Aber die Choreographie hat sich abgenutzt. Das Leben ist längst vorbeigezogen an den älter gewordenen Mädchen, hier auf der Kleinen Bühne eingesperrt in einem eiskalten Designer-Loft mit hohem Maschendrahtzaun und Lilien, beleuchtet von einem grellen Weiss, das schmerzt, aber nichts wirklich erhellt. Wenn sich also Menke und Falckner angrinsen, dann grinsen sie mit leeren Augen. Das böse Spiel, das dauernd gespielt werden muss, weil es eben gespielt werden muss, ist das Einzige geblieben, es wird siegen, sie mussten es steigern, und so endet es tödlich. Den Liebsten von Madame haben sie bei der Polizei verleumdet, Mordanschläge haben sie geplant. Die Todesangst, die Menke ihrer Solange ins Gesicht schiessen lässt, ist ein toller Kick. Ihm bleibt sie verpflichtet. Am Ende steht da eine Tasse mit vergiftetem Lindenblütentee für Madame. Madame ist es nicht, die sie austrinkt.

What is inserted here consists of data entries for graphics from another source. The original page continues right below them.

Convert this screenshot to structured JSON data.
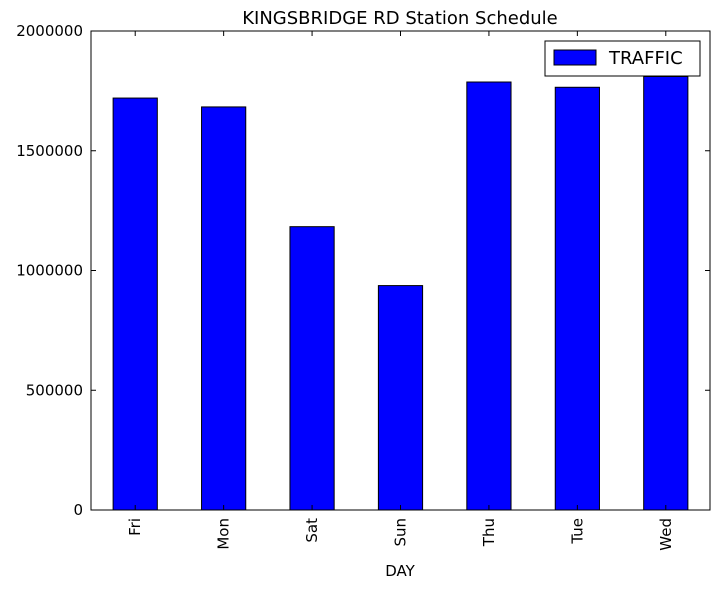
{
  "chart_data": {
    "type": "bar",
    "title": "KINGSBRIDGE RD Station Schedule",
    "xlabel": "DAY",
    "ylabel": "",
    "categories": [
      "Fri",
      "Mon",
      "Sat",
      "Sun",
      "Thu",
      "Tue",
      "Wed"
    ],
    "series": [
      {
        "name": "TRAFFIC",
        "values": [
          1720000,
          1683000,
          1183000,
          937000,
          1787000,
          1765000,
          1810000
        ],
        "color": "#0000ff"
      }
    ],
    "ylim": [
      0,
      2000000
    ],
    "yticks": [
      "0",
      "500000",
      "1000000",
      "1500000",
      "2000000"
    ],
    "legend_position": "top-right",
    "grid": false
  }
}
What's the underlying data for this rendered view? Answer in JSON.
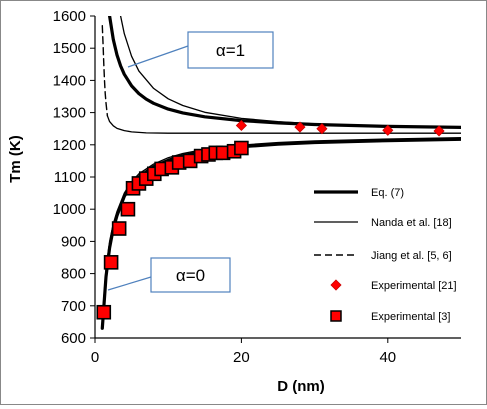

Der Schock, den die Uraufführung 1947 auslöste, kann sich mit dem Stoff nicht mehr wiederholen. Die adlige Herrschaft, die auf moralische Höherstellung Anspruch erhebt, ist heutzutage längst vom Sockel gestossen. Regisseurin Susanne Heising liess Solange sogar Madame duzen, Claire hingegen nicht, und sie schafft so ein weiteres hierarchisches Gefälle im Trio. Zofen, das gibt es nur noch in einschlägigen Sex-Inseraten: Sadomaso zieht noch immer.

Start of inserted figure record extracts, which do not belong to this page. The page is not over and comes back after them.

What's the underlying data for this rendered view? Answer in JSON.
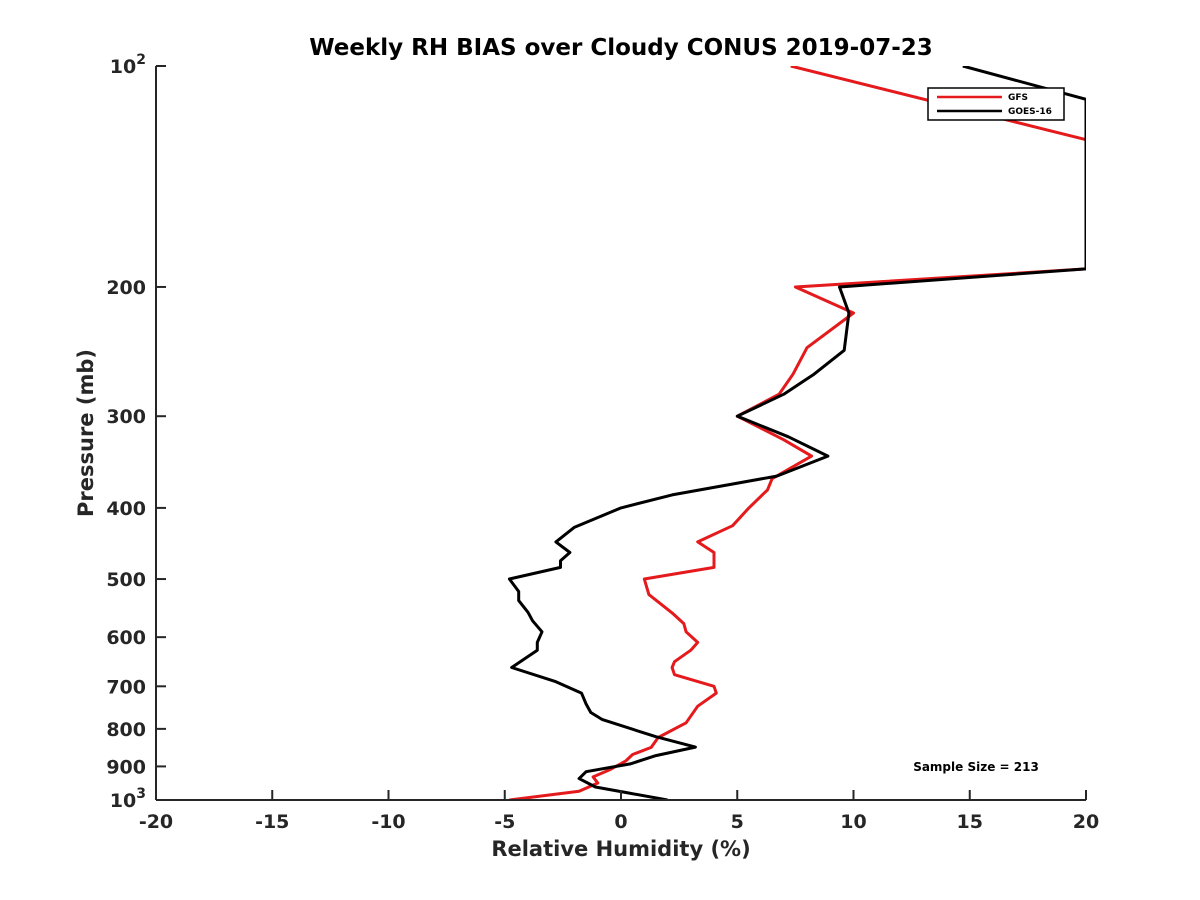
{
  "chart_data": {
    "type": "line",
    "title": "Weekly RH BIAS over Cloudy CONUS 2019-07-23",
    "xlabel": "Relative Humidity (%)",
    "ylabel": "Pressure (mb)",
    "xlim": [
      -20,
      20
    ],
    "ylim": [
      100,
      1000
    ],
    "y_scale": "log",
    "y_reversed": true,
    "grid": false,
    "legend_position": "top-right",
    "x_ticks": [
      {
        "value": -20,
        "label": "-20"
      },
      {
        "value": -15,
        "label": "-15"
      },
      {
        "value": -10,
        "label": "-10"
      },
      {
        "value": -5,
        "label": "-5"
      },
      {
        "value": 0,
        "label": "0"
      },
      {
        "value": 5,
        "label": "5"
      },
      {
        "value": 10,
        "label": "10"
      },
      {
        "value": 15,
        "label": "15"
      },
      {
        "value": 20,
        "label": "20"
      }
    ],
    "y_ticks": [
      {
        "value": 100,
        "base": "10",
        "exp": "2"
      },
      {
        "value": 200,
        "label": "200"
      },
      {
        "value": 300,
        "label": "300"
      },
      {
        "value": 400,
        "label": "400"
      },
      {
        "value": 500,
        "label": "500"
      },
      {
        "value": 600,
        "label": "600"
      },
      {
        "value": 700,
        "label": "700"
      },
      {
        "value": 800,
        "label": "800"
      },
      {
        "value": 900,
        "label": "900"
      },
      {
        "value": 1000,
        "base": "10",
        "exp": "3"
      }
    ],
    "series": [
      {
        "name": "GFS",
        "color": "#e41a1c",
        "points": [
          [
            7.3,
            100
          ],
          [
            20,
            126
          ],
          [
            20,
            189
          ],
          [
            7.5,
            200
          ],
          [
            10,
            217
          ],
          [
            8.0,
            242
          ],
          [
            7.4,
            263
          ],
          [
            6.8,
            280
          ],
          [
            5.0,
            300
          ],
          [
            7.0,
            323
          ],
          [
            8.2,
            340
          ],
          [
            6.5,
            365
          ],
          [
            6.3,
            378
          ],
          [
            5.5,
            400
          ],
          [
            4.8,
            423
          ],
          [
            3.3,
            445
          ],
          [
            4.0,
            460
          ],
          [
            4.0,
            482
          ],
          [
            1.0,
            500
          ],
          [
            1.2,
            525
          ],
          [
            2.2,
            556
          ],
          [
            2.7,
            575
          ],
          [
            2.8,
            590
          ],
          [
            3.3,
            610
          ],
          [
            3.0,
            625
          ],
          [
            2.3,
            648
          ],
          [
            2.2,
            660
          ],
          [
            2.3,
            675
          ],
          [
            4.0,
            700
          ],
          [
            4.1,
            715
          ],
          [
            3.3,
            745
          ],
          [
            2.8,
            785
          ],
          [
            1.6,
            822
          ],
          [
            1.3,
            848
          ],
          [
            0.5,
            867
          ],
          [
            0.2,
            885
          ],
          [
            -0.5,
            910
          ],
          [
            -1.2,
            930
          ],
          [
            -1.0,
            948
          ],
          [
            -1.8,
            973
          ],
          [
            -4.8,
            1000
          ]
        ]
      },
      {
        "name": "GOES-16",
        "color": "#000000",
        "points": [
          [
            14.7,
            100
          ],
          [
            20,
            111
          ],
          [
            20,
            189
          ],
          [
            9.4,
            200
          ],
          [
            9.8,
            217
          ],
          [
            9.6,
            244
          ],
          [
            8.3,
            263
          ],
          [
            7.0,
            280
          ],
          [
            5.0,
            300
          ],
          [
            7.2,
            320
          ],
          [
            8.9,
            340
          ],
          [
            6.7,
            362
          ],
          [
            2.2,
            384
          ],
          [
            0.0,
            400
          ],
          [
            -2.0,
            425
          ],
          [
            -2.8,
            445
          ],
          [
            -2.2,
            460
          ],
          [
            -2.6,
            472
          ],
          [
            -2.6,
            482
          ],
          [
            -4.8,
            500
          ],
          [
            -4.4,
            520
          ],
          [
            -4.4,
            535
          ],
          [
            -4.0,
            555
          ],
          [
            -3.8,
            570
          ],
          [
            -3.4,
            590
          ],
          [
            -3.6,
            610
          ],
          [
            -3.6,
            625
          ],
          [
            -4.7,
            660
          ],
          [
            -2.8,
            690
          ],
          [
            -1.7,
            715
          ],
          [
            -1.5,
            740
          ],
          [
            -1.3,
            760
          ],
          [
            -0.8,
            777
          ],
          [
            1.5,
            820
          ],
          [
            3.2,
            847
          ],
          [
            1.5,
            870
          ],
          [
            0.4,
            893
          ],
          [
            -1.5,
            915
          ],
          [
            -1.8,
            935
          ],
          [
            -1.1,
            960
          ],
          [
            0.3,
            978
          ],
          [
            2.0,
            1000
          ]
        ]
      }
    ],
    "annotations": [
      "Sample Size = 213"
    ]
  }
}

Die Jung-Regisseurin hat darauf den Schwerpunkt gelegt und führt in ihrer Debut-Inszenierung pausenlos entsprechende Bild-Chiffren vor. Lilien werden zu Peitschen. Bevor die gnädige Frau nach Hause kommt, bespucken die Zofen das ganze Bett. Und es ist wirkt eine unangemessene Vertraulichkeit, wenn Solange für die Herrin eine Zigarette im eigenen Mund anzündet und sie ihr dann erst rüberbringt. Den abgewetzten Begriff von Erotik in der Reibung des dauernden Spiels betonen die dauernden Kleiderwechsel der Zofen.

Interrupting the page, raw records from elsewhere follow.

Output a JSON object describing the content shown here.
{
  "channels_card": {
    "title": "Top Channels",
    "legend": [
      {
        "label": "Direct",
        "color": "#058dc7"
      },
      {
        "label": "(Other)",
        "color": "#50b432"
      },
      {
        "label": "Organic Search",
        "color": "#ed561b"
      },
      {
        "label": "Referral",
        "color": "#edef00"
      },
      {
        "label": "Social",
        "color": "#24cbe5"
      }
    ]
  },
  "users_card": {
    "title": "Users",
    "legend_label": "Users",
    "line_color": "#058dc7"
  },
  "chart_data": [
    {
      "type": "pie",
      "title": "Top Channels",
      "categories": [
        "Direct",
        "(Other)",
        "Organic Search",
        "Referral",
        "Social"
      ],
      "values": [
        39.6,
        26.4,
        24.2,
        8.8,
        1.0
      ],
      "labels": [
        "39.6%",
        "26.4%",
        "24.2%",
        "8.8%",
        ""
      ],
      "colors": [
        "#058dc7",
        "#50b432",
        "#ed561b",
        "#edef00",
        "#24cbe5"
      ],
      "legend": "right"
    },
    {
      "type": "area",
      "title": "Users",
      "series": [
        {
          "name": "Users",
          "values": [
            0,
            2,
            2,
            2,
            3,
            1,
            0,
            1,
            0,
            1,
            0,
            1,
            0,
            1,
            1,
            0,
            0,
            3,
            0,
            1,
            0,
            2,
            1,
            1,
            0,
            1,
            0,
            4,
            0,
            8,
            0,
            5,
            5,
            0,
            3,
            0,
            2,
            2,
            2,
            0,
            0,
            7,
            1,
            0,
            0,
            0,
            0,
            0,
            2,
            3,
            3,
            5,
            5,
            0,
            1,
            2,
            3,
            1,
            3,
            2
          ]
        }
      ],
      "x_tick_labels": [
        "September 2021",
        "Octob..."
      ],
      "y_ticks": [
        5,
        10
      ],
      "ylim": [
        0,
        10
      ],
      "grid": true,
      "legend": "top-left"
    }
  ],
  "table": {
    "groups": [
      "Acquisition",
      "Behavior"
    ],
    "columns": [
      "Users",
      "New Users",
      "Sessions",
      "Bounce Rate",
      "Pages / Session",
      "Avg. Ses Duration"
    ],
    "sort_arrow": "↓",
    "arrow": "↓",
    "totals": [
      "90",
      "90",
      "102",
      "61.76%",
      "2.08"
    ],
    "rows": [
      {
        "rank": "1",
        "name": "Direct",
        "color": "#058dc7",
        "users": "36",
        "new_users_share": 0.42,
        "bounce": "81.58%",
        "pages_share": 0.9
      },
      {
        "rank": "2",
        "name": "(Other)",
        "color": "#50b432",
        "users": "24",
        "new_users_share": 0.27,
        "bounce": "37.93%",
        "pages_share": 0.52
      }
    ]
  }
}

Und jetzt gibt's da aber noch einen Text, der mit dunkler Poesie dem Spiel, dieser Choreographie der Zofen, einen doppelten Boden gibt: Die böse Moral, die negativ gemeinte Ironie, die in die Figuren hineinführt. Das kommt in der Atemlosigkeit permanenter Aktion und auch teilweise unnötiger Spielereien zu kurz. Über Strecken wird der Text behandelt als wäre er Material, das es eher zu "bewältigen" gilt. Am Ende aber darf Menke in einem kurzen, vibrierenden Monolog brillieren. Der Abend unterhält, man folgt ihm mit Interesse und teilweise mit leisem Schrecken. Das Publikum applaudierte freundlich am Premierenabend.